Common word-form mistakes

  • Using a noun where a verb is needed: “They decision to restructure.”“They decided to restructure.”
  • Using an adjective where an adverb is needed: “They managed the crisis strategic.”“They managed the crisis strategically.”
  • Confusing -ing and -ed adjectives: “I was boring by the meeting.”“I was bored by the meeting.” (The meeting was boring; I was bored.)
  • False word forms (calques from Polish): Polish nouns ending in -acja map to English -ation in many but not all cases — but watch for irregular forms: strategiastrategy (not strategiation).

Leadership styles

Six leadership styles on which our case studies are based.

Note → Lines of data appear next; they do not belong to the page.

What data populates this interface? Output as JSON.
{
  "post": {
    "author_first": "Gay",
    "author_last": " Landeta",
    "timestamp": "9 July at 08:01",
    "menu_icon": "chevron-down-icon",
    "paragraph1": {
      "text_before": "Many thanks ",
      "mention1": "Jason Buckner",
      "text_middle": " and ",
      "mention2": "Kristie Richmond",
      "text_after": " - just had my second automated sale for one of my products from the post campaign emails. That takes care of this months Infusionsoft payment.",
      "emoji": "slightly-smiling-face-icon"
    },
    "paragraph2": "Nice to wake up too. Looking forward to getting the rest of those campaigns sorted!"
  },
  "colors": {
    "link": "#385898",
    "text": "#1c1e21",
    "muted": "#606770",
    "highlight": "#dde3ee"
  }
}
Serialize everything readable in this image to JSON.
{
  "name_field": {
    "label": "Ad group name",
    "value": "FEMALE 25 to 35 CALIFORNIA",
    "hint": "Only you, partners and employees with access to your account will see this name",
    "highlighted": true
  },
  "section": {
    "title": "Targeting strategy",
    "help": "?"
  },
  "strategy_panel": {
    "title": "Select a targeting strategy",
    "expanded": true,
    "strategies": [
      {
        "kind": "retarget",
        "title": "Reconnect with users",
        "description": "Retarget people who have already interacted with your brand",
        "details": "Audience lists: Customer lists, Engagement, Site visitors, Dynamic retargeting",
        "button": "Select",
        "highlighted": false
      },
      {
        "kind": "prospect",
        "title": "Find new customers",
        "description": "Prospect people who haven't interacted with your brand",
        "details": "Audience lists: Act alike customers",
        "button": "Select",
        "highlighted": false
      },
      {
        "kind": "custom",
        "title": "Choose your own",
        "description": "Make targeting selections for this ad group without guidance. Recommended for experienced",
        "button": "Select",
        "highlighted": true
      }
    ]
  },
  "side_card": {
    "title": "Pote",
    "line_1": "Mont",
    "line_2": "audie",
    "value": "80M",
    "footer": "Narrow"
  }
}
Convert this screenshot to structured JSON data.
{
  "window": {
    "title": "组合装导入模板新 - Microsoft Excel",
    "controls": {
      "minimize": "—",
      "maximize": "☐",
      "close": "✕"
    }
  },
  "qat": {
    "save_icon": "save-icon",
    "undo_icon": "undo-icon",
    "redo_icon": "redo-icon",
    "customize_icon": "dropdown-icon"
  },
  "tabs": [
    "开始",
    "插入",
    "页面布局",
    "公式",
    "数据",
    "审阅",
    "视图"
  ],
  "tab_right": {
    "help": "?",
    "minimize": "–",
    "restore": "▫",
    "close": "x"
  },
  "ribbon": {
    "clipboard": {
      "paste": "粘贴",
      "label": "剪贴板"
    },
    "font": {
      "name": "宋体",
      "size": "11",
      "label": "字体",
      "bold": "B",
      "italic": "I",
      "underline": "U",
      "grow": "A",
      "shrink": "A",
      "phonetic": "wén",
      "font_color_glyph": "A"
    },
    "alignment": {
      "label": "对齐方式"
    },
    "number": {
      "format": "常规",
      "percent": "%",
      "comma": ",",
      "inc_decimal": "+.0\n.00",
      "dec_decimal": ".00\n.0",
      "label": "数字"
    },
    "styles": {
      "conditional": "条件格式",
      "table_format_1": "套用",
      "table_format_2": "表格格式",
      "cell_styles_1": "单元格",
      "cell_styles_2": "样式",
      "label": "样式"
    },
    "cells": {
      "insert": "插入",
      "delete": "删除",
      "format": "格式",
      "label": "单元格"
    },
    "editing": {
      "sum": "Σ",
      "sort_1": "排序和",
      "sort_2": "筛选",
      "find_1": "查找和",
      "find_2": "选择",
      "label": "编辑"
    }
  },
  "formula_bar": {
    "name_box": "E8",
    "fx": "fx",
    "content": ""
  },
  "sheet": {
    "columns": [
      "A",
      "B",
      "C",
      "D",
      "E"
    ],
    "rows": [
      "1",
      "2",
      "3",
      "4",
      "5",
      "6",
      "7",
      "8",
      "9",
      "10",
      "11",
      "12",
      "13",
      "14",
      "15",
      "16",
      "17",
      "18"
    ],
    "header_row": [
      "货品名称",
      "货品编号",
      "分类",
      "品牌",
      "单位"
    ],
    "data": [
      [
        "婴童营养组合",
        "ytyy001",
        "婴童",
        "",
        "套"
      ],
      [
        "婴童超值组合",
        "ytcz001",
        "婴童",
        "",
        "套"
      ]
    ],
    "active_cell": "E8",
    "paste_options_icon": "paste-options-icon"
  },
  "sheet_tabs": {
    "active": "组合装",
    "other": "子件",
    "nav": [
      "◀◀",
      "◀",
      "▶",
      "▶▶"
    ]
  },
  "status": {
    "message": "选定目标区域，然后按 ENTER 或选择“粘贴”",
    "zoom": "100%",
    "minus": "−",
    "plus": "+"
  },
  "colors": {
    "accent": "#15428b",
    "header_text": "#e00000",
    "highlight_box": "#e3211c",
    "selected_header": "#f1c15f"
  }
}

Each has its place — a skilful leader switches between them depending on the situation.

Style Key focus Strengths Weaknesses Best used for
Visionary Inspiring with a compelling long-term vision Motivates during change; provides purpose and direction Can lack focus on present-day details; may seem unrealistic Launching new initiatives; major organisational shifts
Coaching Developing individuals’ strengths and long-term growth Boosts individual performance; builds loyalty and retention Time-intensive; ineffective if employees resist feedback Developing potential; addressing skill gaps
Affiliative Building harmony, repairing rifts, emotional support Heals rifts, improves morale, builds strong bonds May prioritise harmony over confronting performance issues Times of stress; healing fractured teams
Democratic Collective decision-making and buy-in Builds commitment; generates a wider range of ideas Time-consuming; less effective in crises When team input is needed; building consensus
Pacesetting Exemplary performance, setting high standards Achieves rapid results; sets very high standards Leads to burnout; creates stressful atmosphere Short-term urgent projects with highly skilled teams
Commanding Top-down control, demanding compliance Essential in genuine crises; enables swift coordinated action Severely damages morale; stifles creativity if used routinely Genuine emergencies; urgent turnarounds

How to match style to situation

  • Crisis vs. calm: commanding fits a crisis; affiliative fits calm recovery.
  • Skilled vs. developing teams: pacesetting fits skilled specialists; coaching fits those still developing.
  • Strategic shifts vs. routine work: visionary fits change; democratic fits consultation on complex issues.
  • Tense relationships vs. united teams: affiliative heals rifts; commanding exploits existing unity to act fast.

Communication patterns for ethics discussions

Expressing a position diplomatically

  • “In my view, the priority here should be…”
  • “I would argue that the company has a responsibility to…”
  • “While I understand the commercial logic, I’m concerned that…”

Proposing action

  • “We could consider setting up an independent review…”
  • “One option would be to…”
  • “It might be worth exploring whether…”

Disagreeing politely

  • “I take your point, but I’m not sure I agree that…”
  • “That may be true, although…”
  • “I see it slightly differently — from my perspective…”

Talking about hypothetical past actions

  • “With hindsight, they should have consulted the ethics committee first.”
  • “If the board had acted sooner, this could have been avoided.”
  • “A more transparent leader would have disclosed the conflict.”

Hedging claims about the future

  • “This may have long-term consequences.”
  • “We might need to revise our position if…”
  • “It’s possible that stakeholders will not accept this.”